Jonatas conta que já havia ido ao ato anterior ao dia 13 de junho, mas foi nesse que ele e outros tantos foram detidos. Ele estava com um megafone nas mãos, ao lado da banda, quando foi agredido.
“Fomos sufocados nas manifestações seguintes. A violência policial fez com que todo mundo tivesse interesse em participar. A repressão foi o estopim.” No protesto seguinte, o número de manifestantes chegou a 65 mil.
“Fui detido e apanhei de cassetete na sola dos pés, usaram o bico do cassetete para acerta a minha costela. Isso é muito desmoralizante. Fui posto num camburão, tive que sentar em cima da mão. Tudo isso tem um efeito mental que faz você se perguntar: o que eu estou fazendo?”
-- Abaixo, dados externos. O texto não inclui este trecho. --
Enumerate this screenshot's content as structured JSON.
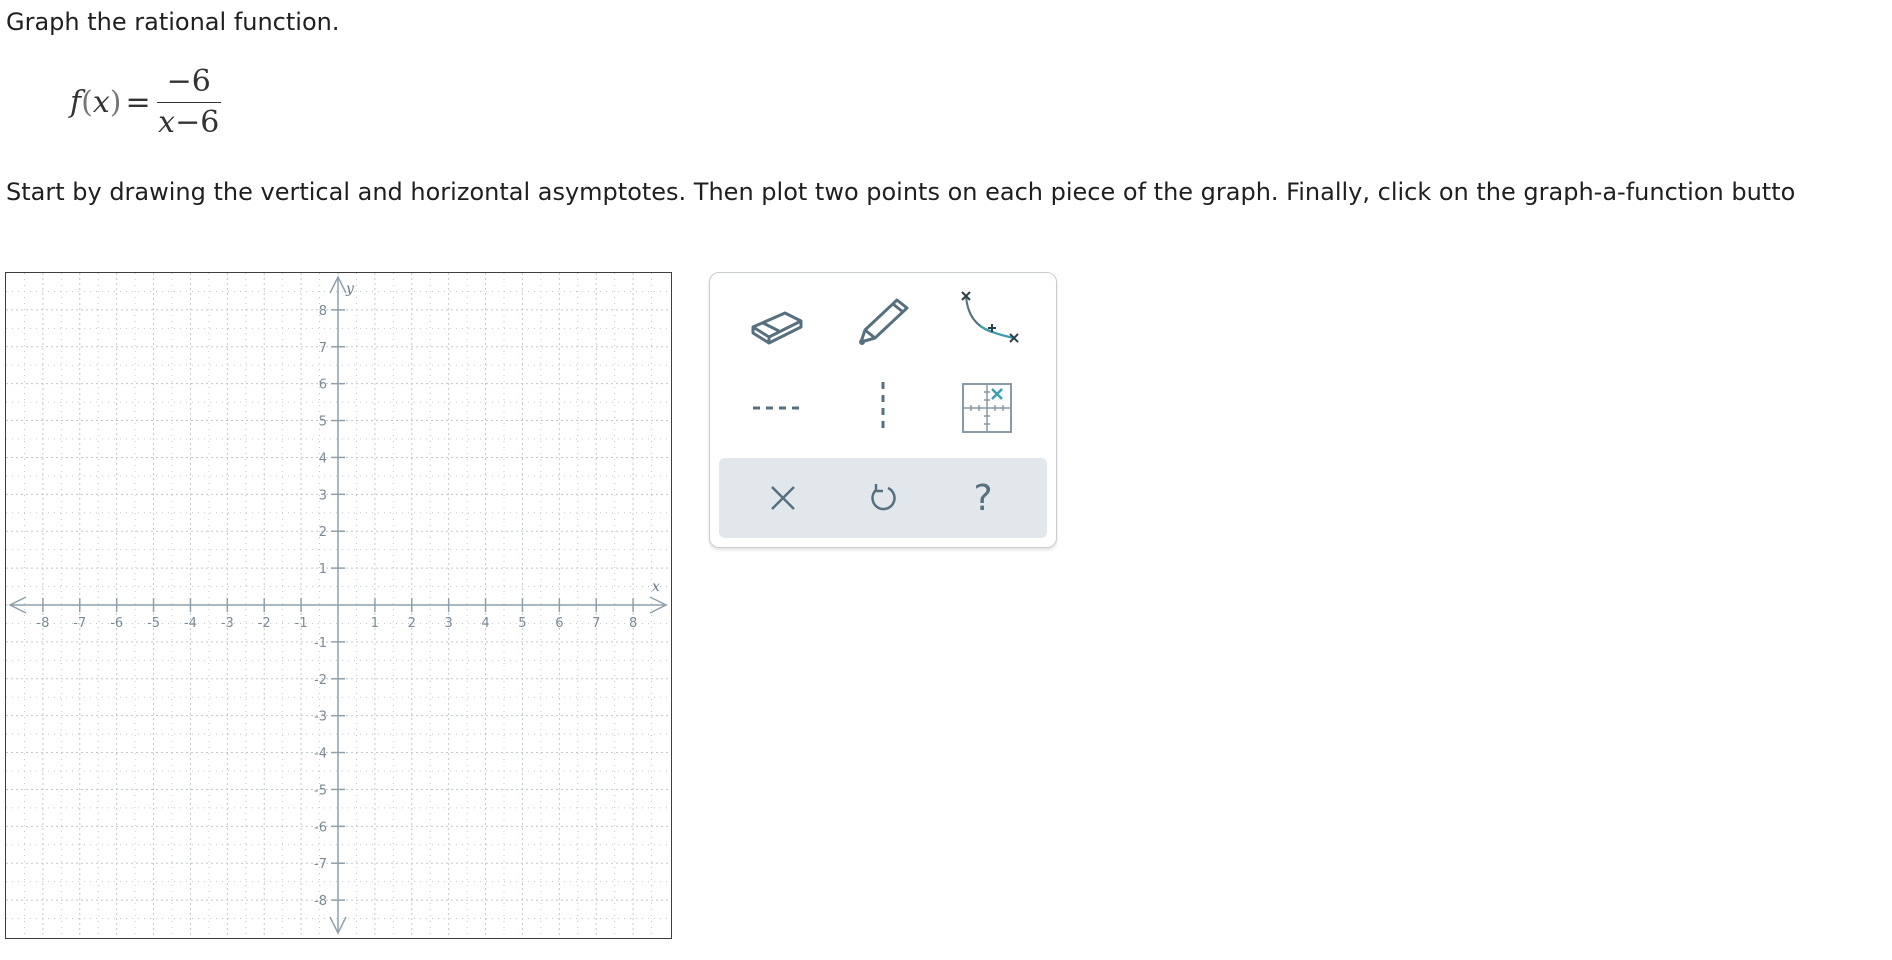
{
  "prompt": "Graph the rational function.",
  "formula": {
    "function_name": "f",
    "variable": "x",
    "equals": "=",
    "numerator": "−6",
    "denominator_var": "x",
    "denominator_rest": "−6"
  },
  "instructions": "Start by drawing the vertical and horizontal asymptotes. Then plot two points on each piece of the graph. Finally, click on the graph-a-function butto",
  "graph": {
    "x_axis_label": "x",
    "y_axis_label": "y",
    "x_min": -9,
    "x_max": 9,
    "y_min": -9,
    "y_max": 9,
    "x_tick_labels": [
      "-8",
      "-7",
      "-6",
      "-5",
      "-4",
      "-3",
      "-2",
      "-1",
      "1",
      "2",
      "3",
      "4",
      "5",
      "6",
      "7",
      "8"
    ],
    "y_tick_labels": [
      "8",
      "7",
      "6",
      "5",
      "4",
      "3",
      "2",
      "1",
      "-1",
      "-2",
      "-3",
      "-4",
      "-5",
      "-6",
      "-7",
      "-8"
    ],
    "grid": "dotted",
    "colors": {
      "axis": "#8fa0aa",
      "grid": "#bfc8ce",
      "border": "#3d3d3d"
    }
  },
  "toolbar": {
    "tools": [
      {
        "name": "eraser-icon"
      },
      {
        "name": "pencil-icon"
      },
      {
        "name": "graph-a-function-icon"
      },
      {
        "name": "horizontal-asymptote-icon"
      },
      {
        "name": "vertical-asymptote-icon"
      },
      {
        "name": "point-grid-icon"
      }
    ],
    "actions": [
      {
        "name": "clear-icon"
      },
      {
        "name": "undo-icon"
      },
      {
        "name": "help-icon",
        "glyph": "?"
      }
    ],
    "colors": {
      "icon": "#56707f",
      "accent": "#3aa0b0",
      "action_bar_bg": "#e2e7eb"
    }
  }
}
E completa: “não estava fazendo nada, estava junto com a banda e no meio da dispersão fui pego. Comecei a apanhar de não saber da onde, só via o bico do cassetete”.
Depois da detenção, não deixou de ir para as ruas naquele mês. “Fui em todas as outras manifestações. Inclusive naquelas que já tinham alguns grupos mais alterados. Sou a favor do movimento black bloc, sou a favor de destruir símbolos do capitalismo, acredito que fazia parte dos ideais anarquistas. As reivindicações deles eram muito parecidas com as nossas: ir contra o sistema. Os anarquistas estavam lá porque eles tinham essas pautas muito antes dos 20 centavos. Não se pode ter o controle de toda manifestação”.
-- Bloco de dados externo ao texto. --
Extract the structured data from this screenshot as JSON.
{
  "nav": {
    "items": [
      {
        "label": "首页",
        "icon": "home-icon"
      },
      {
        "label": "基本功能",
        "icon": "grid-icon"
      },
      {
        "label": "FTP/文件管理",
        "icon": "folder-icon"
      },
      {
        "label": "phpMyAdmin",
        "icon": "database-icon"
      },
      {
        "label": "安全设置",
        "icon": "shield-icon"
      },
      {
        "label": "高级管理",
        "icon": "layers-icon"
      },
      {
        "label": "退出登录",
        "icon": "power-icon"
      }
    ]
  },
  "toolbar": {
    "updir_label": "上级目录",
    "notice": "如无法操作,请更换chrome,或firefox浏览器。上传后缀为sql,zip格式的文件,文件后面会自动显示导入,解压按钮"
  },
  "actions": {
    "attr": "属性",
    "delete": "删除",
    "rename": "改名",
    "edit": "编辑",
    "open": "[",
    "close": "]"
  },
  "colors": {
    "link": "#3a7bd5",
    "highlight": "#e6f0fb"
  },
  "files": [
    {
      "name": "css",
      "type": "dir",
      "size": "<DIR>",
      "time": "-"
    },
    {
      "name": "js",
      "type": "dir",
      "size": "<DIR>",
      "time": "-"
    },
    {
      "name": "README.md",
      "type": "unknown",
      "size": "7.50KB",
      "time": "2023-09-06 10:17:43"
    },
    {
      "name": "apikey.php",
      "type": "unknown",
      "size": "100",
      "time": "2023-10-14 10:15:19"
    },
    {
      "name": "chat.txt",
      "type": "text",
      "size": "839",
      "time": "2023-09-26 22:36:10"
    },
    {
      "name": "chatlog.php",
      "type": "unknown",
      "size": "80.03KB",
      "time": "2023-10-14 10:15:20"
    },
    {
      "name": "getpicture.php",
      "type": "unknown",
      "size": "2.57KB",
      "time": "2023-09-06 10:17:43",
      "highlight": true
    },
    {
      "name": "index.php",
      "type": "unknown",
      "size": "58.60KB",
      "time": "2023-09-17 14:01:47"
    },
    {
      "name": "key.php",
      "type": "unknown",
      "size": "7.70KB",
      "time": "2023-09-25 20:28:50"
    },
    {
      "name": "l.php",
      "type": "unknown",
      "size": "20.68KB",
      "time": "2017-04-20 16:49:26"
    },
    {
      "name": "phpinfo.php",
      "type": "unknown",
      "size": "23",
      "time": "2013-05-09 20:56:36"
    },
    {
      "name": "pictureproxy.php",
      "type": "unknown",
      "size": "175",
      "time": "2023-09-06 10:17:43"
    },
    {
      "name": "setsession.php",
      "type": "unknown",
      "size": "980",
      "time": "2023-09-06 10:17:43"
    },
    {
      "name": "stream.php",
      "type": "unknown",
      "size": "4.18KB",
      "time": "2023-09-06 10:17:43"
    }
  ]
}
Jonatas voltou às ruas em 2016 contra o impeachment da presidente Dilma Roussef, um exceçã, diz ele. “Não tive coragem de participar de outros atos pós junho de 2013. Ao meu ver era um contrassenso ir a um protesto vestindo a camiseta do Brasil com o símbolo da CBF, que é uma instituição extremamente corrupta. Na época do impeachment, a gente fazia piquetes e movimentações contra o impeachment tentando explicar para as pessoas que aquilo era uma forma de tapar o sol com a peneiro, mas é muito difícil. A minha voz é muito baixa comparada com a mídia.”
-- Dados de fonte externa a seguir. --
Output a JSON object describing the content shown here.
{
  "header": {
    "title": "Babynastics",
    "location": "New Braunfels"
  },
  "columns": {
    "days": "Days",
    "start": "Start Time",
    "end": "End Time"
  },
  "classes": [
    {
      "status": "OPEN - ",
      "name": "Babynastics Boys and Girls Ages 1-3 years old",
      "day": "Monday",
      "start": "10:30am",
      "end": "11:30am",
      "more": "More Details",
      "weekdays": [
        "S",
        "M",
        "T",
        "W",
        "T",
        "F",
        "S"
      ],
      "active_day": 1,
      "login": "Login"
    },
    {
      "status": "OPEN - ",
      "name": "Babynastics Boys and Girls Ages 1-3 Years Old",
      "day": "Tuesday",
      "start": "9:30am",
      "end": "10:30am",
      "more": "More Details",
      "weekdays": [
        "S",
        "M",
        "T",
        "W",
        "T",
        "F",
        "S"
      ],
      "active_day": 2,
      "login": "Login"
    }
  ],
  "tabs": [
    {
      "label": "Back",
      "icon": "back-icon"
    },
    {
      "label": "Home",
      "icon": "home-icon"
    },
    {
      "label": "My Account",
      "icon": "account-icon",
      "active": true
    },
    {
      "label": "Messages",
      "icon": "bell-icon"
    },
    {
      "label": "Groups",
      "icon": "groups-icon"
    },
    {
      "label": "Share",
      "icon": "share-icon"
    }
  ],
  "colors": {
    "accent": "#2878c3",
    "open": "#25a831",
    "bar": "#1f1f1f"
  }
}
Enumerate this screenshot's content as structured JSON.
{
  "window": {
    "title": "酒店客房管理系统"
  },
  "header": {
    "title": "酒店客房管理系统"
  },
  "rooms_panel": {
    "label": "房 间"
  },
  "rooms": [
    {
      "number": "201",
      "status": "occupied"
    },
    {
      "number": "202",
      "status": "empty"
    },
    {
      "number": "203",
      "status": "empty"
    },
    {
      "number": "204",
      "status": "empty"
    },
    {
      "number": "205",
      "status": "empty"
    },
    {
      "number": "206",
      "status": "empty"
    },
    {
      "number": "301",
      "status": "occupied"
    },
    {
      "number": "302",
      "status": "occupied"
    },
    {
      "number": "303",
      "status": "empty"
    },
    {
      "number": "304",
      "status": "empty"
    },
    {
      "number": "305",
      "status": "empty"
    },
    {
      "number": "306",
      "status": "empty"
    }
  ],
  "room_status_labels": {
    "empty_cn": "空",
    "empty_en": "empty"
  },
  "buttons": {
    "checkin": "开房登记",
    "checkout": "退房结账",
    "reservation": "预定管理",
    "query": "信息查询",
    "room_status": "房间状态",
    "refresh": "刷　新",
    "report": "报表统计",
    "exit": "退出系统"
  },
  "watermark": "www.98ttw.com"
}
Sem candidato à Presidência, ele fala que está em dúvida e aguardará as confirmações das candidaturas para analisar quem tem mais chances de ir para o segundo turno antes de escolher em quem votar. Não tem esperança que, em 2019, sua vida e a do País melhorem.
“Para os negócios está bem difícil. Sou cozinheiro e tenho uma empresa de eventos. A gente perdeu metade dos nossos clientes e estamos sentido na carne o efeito da crise econômica. 2019 vai ser um ano complicado. Até passar essa fase a gente terá que esperar uns dois anos para que o novo presidente consiga organizar as coisas. A minha vida profissional reflete o momento que o País está vivendo”.
Outro lado
Segundo a Corregedoria da PM, "possíveis irregularidades cometidas por policiais militares durante a Operação Passe Livre (13JUN13)" foram apuradas, instaurado Inquérito Policial Militar e enviado à Justiça Militar do Estado de São Paulo. "Há que se esclarecer que não se vislumbrou transgressão disciplinar a ser imputada a nenhum policial militar", conclui a nota da corregedoria.